The 2008 Cone Cause Evolution Study, among other studies, validates that cause marketing can encourage consumers to view a company’s brand more favorably. In fact, according to the Cone study, 85% of Americans say they have a more positive image of a product or company when it supports a cause that they care about. And, 79% would be likely to switch from one brand to another that supports a good cause.
Before selecting a cause, consider first which causes align best with your brand and target audience. Here are some suggestions for creating a campaign that’s a win-win:
- Understand your brand first. Do you have a mission statement that clearly defines your company’s goals? Do you know how your brand is perceived by employees, customers, prospects and competitors?

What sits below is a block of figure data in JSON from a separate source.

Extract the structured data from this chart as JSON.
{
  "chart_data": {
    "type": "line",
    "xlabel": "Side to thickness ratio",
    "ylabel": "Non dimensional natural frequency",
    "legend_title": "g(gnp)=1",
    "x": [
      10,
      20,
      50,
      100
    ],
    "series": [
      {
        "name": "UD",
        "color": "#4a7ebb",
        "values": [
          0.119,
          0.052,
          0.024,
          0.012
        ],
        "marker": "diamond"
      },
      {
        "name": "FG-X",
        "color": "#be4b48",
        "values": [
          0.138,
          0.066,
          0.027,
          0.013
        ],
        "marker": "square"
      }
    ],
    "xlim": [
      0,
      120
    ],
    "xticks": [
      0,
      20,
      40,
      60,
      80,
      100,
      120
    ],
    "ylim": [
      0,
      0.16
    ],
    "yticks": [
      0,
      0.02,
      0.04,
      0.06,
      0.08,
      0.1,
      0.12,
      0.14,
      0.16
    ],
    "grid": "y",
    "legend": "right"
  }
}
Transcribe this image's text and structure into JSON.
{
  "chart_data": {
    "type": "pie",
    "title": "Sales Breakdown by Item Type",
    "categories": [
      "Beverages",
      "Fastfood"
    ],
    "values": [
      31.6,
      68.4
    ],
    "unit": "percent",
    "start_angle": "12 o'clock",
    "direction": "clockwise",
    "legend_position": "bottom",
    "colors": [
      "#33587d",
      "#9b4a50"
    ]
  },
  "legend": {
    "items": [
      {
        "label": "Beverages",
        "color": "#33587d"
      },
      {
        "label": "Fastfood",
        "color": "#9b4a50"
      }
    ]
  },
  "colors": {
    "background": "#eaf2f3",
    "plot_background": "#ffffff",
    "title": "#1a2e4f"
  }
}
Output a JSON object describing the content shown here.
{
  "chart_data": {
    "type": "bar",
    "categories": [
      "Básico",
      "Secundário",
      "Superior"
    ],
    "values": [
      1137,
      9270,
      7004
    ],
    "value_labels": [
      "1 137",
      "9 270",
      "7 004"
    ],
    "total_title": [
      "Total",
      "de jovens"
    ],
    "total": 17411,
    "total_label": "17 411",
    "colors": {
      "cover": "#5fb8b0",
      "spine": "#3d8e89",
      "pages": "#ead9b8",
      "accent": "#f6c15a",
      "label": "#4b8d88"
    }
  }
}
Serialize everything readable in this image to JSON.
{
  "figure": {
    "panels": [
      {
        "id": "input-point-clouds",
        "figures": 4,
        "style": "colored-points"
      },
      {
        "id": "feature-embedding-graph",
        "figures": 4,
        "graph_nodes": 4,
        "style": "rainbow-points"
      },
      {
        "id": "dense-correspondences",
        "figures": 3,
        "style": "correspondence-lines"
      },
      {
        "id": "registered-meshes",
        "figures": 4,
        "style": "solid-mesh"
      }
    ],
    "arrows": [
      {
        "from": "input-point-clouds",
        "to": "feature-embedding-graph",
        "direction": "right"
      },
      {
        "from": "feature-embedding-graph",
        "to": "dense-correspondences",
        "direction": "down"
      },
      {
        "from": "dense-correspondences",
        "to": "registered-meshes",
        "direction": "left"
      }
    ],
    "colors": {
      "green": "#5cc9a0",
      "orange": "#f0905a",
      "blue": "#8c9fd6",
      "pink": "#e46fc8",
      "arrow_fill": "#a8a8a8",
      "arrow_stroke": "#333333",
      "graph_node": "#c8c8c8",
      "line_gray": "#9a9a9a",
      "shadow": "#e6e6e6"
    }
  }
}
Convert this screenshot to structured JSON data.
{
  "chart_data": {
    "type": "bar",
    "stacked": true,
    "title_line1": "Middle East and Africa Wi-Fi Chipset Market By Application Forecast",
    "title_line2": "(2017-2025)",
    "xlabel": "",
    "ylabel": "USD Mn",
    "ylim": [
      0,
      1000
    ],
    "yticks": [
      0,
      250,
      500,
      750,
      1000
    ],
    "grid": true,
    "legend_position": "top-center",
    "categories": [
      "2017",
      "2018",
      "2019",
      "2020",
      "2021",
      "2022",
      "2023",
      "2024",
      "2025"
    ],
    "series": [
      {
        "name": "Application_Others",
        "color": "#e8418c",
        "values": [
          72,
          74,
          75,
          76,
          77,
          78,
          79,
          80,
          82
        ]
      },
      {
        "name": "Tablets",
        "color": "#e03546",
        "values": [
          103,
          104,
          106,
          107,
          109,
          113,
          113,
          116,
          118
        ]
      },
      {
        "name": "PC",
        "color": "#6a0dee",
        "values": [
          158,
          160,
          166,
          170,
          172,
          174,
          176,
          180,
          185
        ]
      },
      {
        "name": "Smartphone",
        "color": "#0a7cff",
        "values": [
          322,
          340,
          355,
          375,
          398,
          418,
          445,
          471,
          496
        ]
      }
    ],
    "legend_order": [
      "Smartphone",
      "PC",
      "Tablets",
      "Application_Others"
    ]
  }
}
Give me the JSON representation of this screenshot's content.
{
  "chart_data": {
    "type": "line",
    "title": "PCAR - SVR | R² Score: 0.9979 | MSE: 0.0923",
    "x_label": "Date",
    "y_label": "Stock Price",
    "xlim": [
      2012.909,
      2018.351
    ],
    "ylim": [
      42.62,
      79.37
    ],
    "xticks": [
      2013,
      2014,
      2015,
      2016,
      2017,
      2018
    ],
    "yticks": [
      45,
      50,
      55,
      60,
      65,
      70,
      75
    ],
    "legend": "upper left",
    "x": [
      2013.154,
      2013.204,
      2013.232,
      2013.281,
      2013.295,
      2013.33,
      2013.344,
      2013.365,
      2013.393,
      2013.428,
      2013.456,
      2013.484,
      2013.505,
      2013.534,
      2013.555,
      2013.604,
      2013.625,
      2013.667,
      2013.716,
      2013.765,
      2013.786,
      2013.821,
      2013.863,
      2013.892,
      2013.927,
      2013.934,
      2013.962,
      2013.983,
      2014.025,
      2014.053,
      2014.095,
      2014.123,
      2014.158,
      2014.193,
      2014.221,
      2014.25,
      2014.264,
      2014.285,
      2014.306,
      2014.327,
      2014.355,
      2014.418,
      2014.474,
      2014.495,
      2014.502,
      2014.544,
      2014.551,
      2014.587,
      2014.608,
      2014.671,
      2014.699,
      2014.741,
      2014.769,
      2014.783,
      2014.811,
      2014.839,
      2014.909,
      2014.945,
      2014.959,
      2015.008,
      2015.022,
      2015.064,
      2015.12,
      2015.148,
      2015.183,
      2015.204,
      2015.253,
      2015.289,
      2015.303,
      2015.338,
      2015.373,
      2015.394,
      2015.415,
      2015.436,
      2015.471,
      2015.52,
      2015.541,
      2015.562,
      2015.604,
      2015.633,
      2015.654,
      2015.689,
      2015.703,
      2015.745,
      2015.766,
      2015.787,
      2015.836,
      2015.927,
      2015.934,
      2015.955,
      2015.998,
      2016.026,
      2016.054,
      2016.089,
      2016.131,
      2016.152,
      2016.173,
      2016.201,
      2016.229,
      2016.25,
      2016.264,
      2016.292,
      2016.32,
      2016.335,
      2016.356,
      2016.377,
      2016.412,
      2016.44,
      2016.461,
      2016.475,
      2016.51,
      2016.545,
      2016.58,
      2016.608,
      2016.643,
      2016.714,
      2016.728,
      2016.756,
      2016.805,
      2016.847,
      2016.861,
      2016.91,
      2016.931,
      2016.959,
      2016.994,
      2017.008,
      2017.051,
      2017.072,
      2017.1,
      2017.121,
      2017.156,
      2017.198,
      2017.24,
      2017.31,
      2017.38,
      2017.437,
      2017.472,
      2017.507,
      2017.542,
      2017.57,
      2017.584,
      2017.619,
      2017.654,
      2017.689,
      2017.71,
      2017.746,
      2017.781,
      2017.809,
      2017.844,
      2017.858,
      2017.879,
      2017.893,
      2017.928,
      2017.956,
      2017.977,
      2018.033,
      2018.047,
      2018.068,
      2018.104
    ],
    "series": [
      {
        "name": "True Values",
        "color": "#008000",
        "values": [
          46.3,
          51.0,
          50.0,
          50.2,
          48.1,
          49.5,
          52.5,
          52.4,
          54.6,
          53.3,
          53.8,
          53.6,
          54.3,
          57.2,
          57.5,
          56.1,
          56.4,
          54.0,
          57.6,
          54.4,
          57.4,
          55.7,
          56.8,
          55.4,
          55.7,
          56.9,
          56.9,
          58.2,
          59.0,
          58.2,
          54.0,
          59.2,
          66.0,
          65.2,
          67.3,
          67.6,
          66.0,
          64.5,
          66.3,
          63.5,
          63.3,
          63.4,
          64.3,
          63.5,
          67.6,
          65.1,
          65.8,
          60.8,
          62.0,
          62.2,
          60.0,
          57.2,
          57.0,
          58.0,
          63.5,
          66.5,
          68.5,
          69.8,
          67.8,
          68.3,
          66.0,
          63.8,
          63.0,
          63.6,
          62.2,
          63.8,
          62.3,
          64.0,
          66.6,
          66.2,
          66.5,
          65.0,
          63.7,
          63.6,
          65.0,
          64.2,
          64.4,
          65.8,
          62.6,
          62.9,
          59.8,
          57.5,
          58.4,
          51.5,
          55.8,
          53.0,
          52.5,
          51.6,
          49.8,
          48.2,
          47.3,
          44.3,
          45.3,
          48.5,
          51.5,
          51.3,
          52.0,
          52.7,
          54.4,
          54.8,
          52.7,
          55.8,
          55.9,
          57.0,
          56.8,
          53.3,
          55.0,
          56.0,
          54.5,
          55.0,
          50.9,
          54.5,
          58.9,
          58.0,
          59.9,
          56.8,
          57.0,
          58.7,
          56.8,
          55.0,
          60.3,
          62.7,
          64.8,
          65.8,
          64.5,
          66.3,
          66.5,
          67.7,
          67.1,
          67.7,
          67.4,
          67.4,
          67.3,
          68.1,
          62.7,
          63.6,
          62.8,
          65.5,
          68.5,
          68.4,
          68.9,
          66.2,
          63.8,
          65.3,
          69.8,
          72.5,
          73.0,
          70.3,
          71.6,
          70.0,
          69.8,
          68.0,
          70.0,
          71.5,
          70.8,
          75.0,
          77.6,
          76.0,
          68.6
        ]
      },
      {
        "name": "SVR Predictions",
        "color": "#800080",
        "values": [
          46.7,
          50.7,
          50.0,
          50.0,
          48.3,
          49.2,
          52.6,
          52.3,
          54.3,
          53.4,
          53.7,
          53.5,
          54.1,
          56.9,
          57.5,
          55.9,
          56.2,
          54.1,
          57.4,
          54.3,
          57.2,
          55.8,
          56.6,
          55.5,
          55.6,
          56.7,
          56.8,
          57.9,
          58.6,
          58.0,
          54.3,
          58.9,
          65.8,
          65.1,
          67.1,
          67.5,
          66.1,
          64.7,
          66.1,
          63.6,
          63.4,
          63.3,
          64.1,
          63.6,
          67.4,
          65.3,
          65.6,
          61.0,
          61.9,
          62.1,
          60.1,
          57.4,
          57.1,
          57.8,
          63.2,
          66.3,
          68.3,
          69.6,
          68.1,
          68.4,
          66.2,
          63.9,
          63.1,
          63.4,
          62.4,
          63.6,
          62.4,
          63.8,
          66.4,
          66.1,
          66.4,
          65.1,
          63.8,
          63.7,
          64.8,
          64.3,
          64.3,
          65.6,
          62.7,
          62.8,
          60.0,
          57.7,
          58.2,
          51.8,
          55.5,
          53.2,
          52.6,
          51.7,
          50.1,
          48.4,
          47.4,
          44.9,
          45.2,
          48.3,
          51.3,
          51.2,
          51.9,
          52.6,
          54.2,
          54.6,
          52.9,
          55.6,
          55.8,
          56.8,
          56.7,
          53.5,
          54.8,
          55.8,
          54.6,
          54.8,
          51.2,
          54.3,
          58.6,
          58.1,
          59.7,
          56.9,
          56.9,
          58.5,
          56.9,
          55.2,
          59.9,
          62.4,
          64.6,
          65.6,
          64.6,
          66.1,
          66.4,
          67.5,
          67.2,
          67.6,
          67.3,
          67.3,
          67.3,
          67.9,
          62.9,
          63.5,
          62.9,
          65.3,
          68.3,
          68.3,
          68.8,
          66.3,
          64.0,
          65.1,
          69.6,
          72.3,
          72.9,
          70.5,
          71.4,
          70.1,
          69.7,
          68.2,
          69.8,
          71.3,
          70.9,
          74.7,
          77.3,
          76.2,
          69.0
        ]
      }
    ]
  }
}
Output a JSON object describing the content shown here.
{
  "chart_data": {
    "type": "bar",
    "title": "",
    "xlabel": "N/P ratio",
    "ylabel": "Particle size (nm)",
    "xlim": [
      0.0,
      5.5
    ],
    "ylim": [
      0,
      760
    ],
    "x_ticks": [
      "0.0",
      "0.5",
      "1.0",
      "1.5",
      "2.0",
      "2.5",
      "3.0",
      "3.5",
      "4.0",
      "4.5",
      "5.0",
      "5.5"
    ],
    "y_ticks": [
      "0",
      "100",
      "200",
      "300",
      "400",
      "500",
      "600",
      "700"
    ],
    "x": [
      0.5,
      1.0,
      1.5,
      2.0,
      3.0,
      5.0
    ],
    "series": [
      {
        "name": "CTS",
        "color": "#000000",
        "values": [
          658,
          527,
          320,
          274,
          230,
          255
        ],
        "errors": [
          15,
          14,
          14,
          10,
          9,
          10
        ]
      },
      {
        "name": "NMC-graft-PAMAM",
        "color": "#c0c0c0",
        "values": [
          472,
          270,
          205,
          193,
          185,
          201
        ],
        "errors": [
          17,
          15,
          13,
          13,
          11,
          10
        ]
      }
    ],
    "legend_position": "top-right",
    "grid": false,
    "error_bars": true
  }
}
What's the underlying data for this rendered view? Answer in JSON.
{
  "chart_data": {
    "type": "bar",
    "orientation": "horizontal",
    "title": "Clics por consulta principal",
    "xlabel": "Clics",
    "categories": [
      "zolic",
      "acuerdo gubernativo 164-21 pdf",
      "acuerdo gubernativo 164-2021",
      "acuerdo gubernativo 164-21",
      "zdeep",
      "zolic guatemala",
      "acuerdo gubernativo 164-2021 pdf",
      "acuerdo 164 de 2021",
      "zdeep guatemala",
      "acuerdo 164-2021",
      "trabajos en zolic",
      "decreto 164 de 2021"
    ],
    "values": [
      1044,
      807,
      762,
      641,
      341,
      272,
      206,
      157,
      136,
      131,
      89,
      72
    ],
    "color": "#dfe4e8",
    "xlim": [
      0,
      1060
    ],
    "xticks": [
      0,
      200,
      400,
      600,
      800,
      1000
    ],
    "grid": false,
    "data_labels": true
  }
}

- Select a cause focus area that aligns with your goals. Consider the key areas that Americans want companies to address in their cause programs, also from the Cone study: Education – 80%; Economic development – 80%; Health and disease – 79%; Access to clean water – 79%; Environment – 77%; Disaster relief – 77%; Hunger – 77%
- Ensure you have buy-in from senior-level executives. If key employees and other stakeholders don’t believe in your cause, neither will your audience.
- Select a clearly identifiable name for your cause. One that is graphic and unites your goal to your organization will be most effective; e.g., American Heart Association’s Go Red for Women and Target Take Charge of Education.
- Cement your branded cause marketing with an integrated strategy. Begin at the grassroots level and engage both community members and volunteers through local fundraising events. Communicate through a variety of channels including e-mail marketing, point of sale promotions, a dedicated “micro” website, public service announcements and local celebrity endorsements. Experiment with social media, too, by creating a Facebook page or inviting followers on Twitter.
Perhaps your greatest asset as a business is your reputation. By aligning your brand with socially significant values, you’ll help ensure your corporate viability far into the future.